La porte s'était ouverte brusquement, et un jeune homme était entré avec l'air avantageux de celui qui se sent chez lui. Il était beau, élégant; il avait à peu près le même âge et la même taille que McMurdo. Sous son chapeau de feutre noir à larges bords, qu'il n'avait pas pris la peine d'enlever, il observait avec des yeux farouches le couple qui était assis auprès du poêle; son nez busqué, son profil d'aigle n'adoucissaient pas l'expression de son regard.
D'un bond, Ettie s'était mise debout; elle était plus que confuse: affolée.
– Je suis heureuse de vous voir, monsieur Baldwin; dit-elle. Vous arrivez plus tôt que je ne l'espérais. Asseyez-vous.
Baldwin, mains aux hanches, fixait McMurdo.
– Qui est celui-ci? demanda-t-il brusquement.
– Un de mes amis, monsieur Baldwin. Un nouveau pensionnaire. Monsieur McMurdo, puis-je vous présenter à M. Baldwin?
Les deux jeunes gens échangèrent un signe de tête bourru.
– Mlle Ettie vous a peut-être mis au courant de nos relations? dit Baldwin.
– Je n'ai pas compris qu'une relation quelconque existait entre vous.
– Ah! oui? Hé bien! vous allez le comprendre, et vite! Vous pouvez m'en croire: cette jeune personne est à moi, et vous trouverez la soirée très agréable pour une promenade.
– Merci.

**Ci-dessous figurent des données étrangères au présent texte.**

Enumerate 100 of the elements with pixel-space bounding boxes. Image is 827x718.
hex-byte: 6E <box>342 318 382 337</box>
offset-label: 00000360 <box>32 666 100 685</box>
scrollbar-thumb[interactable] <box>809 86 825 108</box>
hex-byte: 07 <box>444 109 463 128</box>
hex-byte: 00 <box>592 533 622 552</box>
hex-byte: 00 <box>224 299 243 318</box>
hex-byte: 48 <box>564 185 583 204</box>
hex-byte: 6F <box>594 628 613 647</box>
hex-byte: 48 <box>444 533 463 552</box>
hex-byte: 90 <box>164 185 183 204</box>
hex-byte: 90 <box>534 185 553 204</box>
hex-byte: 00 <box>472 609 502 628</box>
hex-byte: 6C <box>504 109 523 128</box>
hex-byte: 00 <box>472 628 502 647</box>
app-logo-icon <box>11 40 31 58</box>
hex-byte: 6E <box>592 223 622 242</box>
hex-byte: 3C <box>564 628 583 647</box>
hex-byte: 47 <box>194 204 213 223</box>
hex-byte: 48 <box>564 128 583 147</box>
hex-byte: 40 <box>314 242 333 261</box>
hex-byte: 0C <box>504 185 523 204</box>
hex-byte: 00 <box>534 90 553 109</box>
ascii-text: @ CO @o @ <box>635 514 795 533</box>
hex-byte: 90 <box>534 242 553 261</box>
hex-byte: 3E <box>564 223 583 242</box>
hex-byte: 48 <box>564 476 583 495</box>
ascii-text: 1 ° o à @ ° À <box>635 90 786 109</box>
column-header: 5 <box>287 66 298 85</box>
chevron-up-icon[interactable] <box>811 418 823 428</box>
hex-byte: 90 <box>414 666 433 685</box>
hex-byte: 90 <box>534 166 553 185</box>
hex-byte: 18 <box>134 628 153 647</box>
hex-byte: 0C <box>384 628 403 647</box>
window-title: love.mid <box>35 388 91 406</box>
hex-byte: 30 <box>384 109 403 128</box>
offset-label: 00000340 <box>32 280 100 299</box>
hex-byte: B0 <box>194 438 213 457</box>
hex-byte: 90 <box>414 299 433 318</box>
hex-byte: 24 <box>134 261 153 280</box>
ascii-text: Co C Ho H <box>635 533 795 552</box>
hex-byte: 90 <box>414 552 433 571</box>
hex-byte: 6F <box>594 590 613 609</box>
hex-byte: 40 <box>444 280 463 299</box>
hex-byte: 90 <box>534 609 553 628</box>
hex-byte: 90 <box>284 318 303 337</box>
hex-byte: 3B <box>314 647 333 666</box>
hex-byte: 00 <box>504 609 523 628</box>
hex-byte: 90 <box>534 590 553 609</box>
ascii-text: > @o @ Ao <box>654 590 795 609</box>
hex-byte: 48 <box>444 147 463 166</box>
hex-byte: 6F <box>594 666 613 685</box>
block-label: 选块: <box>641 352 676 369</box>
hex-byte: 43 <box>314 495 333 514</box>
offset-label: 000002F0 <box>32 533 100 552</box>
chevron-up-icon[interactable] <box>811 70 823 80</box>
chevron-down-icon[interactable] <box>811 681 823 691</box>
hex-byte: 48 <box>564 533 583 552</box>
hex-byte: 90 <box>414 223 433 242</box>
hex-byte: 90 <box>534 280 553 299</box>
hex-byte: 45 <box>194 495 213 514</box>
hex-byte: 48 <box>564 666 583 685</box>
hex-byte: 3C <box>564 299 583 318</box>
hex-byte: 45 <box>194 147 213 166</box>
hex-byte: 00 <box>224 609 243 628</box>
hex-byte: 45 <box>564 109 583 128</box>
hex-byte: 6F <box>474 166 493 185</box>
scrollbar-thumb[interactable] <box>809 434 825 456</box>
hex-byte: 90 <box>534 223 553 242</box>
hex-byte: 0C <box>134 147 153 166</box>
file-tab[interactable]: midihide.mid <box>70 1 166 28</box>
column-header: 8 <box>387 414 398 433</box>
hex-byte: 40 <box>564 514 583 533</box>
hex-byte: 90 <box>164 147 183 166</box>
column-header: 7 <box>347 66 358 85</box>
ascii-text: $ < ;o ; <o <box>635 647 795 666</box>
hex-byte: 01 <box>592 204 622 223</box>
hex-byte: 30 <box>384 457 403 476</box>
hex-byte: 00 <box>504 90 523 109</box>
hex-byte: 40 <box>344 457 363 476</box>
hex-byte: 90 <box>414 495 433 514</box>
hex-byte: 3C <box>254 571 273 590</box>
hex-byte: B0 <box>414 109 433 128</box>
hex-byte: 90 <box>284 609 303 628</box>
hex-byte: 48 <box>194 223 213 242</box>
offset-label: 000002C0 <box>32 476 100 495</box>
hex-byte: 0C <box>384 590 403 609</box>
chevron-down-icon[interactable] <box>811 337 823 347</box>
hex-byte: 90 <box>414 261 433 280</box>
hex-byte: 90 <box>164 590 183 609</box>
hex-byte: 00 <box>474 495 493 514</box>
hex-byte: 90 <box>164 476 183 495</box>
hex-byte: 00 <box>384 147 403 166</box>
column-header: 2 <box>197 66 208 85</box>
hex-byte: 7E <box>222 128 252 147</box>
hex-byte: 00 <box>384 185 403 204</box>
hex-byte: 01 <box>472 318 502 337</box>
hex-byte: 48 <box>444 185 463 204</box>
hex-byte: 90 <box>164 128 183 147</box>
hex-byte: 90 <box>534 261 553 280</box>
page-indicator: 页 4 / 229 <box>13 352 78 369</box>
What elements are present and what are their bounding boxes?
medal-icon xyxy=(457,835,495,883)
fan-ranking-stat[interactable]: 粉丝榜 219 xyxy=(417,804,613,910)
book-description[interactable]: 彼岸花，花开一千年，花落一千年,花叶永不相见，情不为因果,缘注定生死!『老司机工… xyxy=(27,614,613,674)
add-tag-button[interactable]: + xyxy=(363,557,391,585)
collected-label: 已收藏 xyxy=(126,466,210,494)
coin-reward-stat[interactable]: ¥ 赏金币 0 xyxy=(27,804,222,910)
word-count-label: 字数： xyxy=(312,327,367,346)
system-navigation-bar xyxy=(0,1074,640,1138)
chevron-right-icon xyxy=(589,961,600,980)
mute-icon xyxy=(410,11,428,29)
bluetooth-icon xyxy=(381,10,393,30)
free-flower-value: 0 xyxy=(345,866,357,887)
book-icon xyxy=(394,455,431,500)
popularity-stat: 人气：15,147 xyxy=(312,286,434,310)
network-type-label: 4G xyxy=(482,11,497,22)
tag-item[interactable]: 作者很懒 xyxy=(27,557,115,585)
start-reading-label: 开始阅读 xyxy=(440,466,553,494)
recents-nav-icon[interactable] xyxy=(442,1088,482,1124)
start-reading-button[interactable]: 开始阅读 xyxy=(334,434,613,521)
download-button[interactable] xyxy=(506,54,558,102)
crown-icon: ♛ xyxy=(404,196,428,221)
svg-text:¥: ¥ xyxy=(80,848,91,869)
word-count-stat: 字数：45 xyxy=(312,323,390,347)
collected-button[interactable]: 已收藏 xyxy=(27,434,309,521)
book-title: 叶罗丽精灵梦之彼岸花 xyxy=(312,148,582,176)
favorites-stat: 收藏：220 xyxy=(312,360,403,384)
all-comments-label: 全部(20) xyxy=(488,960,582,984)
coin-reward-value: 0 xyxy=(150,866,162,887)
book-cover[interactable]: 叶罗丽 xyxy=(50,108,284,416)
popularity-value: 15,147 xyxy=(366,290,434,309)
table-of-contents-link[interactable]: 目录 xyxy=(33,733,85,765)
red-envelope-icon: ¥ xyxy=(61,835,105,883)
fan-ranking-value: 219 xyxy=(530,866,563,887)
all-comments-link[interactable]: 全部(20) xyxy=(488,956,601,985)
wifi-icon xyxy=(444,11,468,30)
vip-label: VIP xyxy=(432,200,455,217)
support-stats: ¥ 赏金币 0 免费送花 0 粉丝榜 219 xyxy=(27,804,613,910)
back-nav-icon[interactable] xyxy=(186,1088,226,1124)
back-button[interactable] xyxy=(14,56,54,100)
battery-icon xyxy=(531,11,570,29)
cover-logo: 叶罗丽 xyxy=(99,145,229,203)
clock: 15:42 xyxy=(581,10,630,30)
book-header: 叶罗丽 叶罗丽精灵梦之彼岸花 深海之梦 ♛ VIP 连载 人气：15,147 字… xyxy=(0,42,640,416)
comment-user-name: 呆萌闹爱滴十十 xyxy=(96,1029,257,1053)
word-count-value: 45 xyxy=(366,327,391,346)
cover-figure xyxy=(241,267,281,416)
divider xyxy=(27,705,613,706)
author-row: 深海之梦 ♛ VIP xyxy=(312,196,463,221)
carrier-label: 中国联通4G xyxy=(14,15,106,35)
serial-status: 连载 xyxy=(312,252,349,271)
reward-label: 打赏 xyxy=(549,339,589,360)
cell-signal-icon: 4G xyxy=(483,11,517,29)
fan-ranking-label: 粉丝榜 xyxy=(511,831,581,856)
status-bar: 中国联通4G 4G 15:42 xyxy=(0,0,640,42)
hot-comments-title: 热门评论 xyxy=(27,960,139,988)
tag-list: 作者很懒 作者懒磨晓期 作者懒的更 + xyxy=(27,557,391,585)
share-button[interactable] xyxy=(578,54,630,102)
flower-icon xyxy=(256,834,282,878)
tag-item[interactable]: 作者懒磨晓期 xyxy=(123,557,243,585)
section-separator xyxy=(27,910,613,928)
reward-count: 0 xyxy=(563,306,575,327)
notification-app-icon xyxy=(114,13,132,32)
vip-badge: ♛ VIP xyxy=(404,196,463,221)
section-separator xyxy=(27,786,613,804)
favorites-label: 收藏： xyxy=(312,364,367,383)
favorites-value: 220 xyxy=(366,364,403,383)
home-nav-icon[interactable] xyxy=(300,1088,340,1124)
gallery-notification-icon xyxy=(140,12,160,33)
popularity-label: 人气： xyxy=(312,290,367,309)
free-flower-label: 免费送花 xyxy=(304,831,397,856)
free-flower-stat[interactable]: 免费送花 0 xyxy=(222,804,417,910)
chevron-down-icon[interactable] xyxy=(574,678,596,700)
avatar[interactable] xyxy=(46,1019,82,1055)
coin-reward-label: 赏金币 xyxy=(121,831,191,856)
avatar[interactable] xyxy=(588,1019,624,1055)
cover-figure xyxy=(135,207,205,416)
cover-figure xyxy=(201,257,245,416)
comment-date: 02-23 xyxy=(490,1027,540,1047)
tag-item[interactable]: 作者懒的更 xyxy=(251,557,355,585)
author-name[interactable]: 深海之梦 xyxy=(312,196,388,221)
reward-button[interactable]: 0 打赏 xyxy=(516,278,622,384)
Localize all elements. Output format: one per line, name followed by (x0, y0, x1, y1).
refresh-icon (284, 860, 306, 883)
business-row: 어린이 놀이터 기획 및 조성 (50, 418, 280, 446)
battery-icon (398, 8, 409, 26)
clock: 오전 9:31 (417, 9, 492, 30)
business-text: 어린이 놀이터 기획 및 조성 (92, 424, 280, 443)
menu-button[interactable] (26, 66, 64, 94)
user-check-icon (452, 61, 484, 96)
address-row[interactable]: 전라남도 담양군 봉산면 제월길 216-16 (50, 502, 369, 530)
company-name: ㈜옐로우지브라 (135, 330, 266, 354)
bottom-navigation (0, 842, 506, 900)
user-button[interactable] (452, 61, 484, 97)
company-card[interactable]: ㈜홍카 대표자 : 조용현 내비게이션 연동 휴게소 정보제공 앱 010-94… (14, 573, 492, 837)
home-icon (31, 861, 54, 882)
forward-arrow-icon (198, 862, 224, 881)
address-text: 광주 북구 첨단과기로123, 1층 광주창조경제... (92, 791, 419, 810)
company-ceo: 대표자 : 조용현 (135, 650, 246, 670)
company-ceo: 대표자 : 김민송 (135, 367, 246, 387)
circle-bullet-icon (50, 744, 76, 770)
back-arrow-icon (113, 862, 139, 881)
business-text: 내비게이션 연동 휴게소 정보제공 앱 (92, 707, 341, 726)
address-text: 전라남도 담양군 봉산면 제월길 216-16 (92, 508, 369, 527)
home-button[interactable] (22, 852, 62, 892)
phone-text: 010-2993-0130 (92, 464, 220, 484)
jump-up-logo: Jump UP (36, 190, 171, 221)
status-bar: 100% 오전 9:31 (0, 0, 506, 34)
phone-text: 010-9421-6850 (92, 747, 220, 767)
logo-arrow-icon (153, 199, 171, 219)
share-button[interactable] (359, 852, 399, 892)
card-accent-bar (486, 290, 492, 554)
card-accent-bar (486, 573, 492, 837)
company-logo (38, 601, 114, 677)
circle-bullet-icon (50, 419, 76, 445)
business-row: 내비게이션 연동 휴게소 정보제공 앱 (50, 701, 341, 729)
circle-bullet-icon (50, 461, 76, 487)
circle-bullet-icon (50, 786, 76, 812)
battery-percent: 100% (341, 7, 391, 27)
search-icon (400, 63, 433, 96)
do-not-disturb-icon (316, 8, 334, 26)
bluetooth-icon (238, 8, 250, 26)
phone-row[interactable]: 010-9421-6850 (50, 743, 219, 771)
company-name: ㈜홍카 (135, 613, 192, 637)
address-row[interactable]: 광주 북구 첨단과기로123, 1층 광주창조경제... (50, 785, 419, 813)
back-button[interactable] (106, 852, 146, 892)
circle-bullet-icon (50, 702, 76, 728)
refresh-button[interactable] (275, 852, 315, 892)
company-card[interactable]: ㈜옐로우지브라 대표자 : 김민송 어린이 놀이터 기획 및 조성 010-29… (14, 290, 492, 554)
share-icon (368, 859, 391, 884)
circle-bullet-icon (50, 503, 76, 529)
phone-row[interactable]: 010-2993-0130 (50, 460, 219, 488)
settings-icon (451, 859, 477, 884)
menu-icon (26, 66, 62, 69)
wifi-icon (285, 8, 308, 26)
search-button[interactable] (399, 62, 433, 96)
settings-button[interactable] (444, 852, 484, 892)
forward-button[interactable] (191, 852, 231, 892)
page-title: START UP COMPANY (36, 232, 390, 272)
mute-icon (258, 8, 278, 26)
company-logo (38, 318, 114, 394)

Je ne suis pas d'humeur à me promener.
– Tiens, tiens!…
Les yeux de M. Baldwin s'embrasèrent de fureur.
– … Vous seriez plutôt d'humeur à vous battre, peut-être, monsieur le pensionnaire?
– Vous l'avez deviné! cria McMurdo en sautant sur ses pieds. vous n'avez jamais dit une parole plus juste.
– Oh! pour l'amour de Dieu, Jack! s'écria la pauvre Ettie bouleversée. Oh! Jack, Jack, il va vous faire du mal!
– Oh! on l'appelle déjà Jack, paraît-il? dit Baldwin. En seriez-vous si tôt arrivés là?
– Oh! Ted, soyez raisonnable! Soyez bon! Pour l'amour de moi, Ted, si jamais vous m'avez aimée, soyez généreux et pardonnez-lui!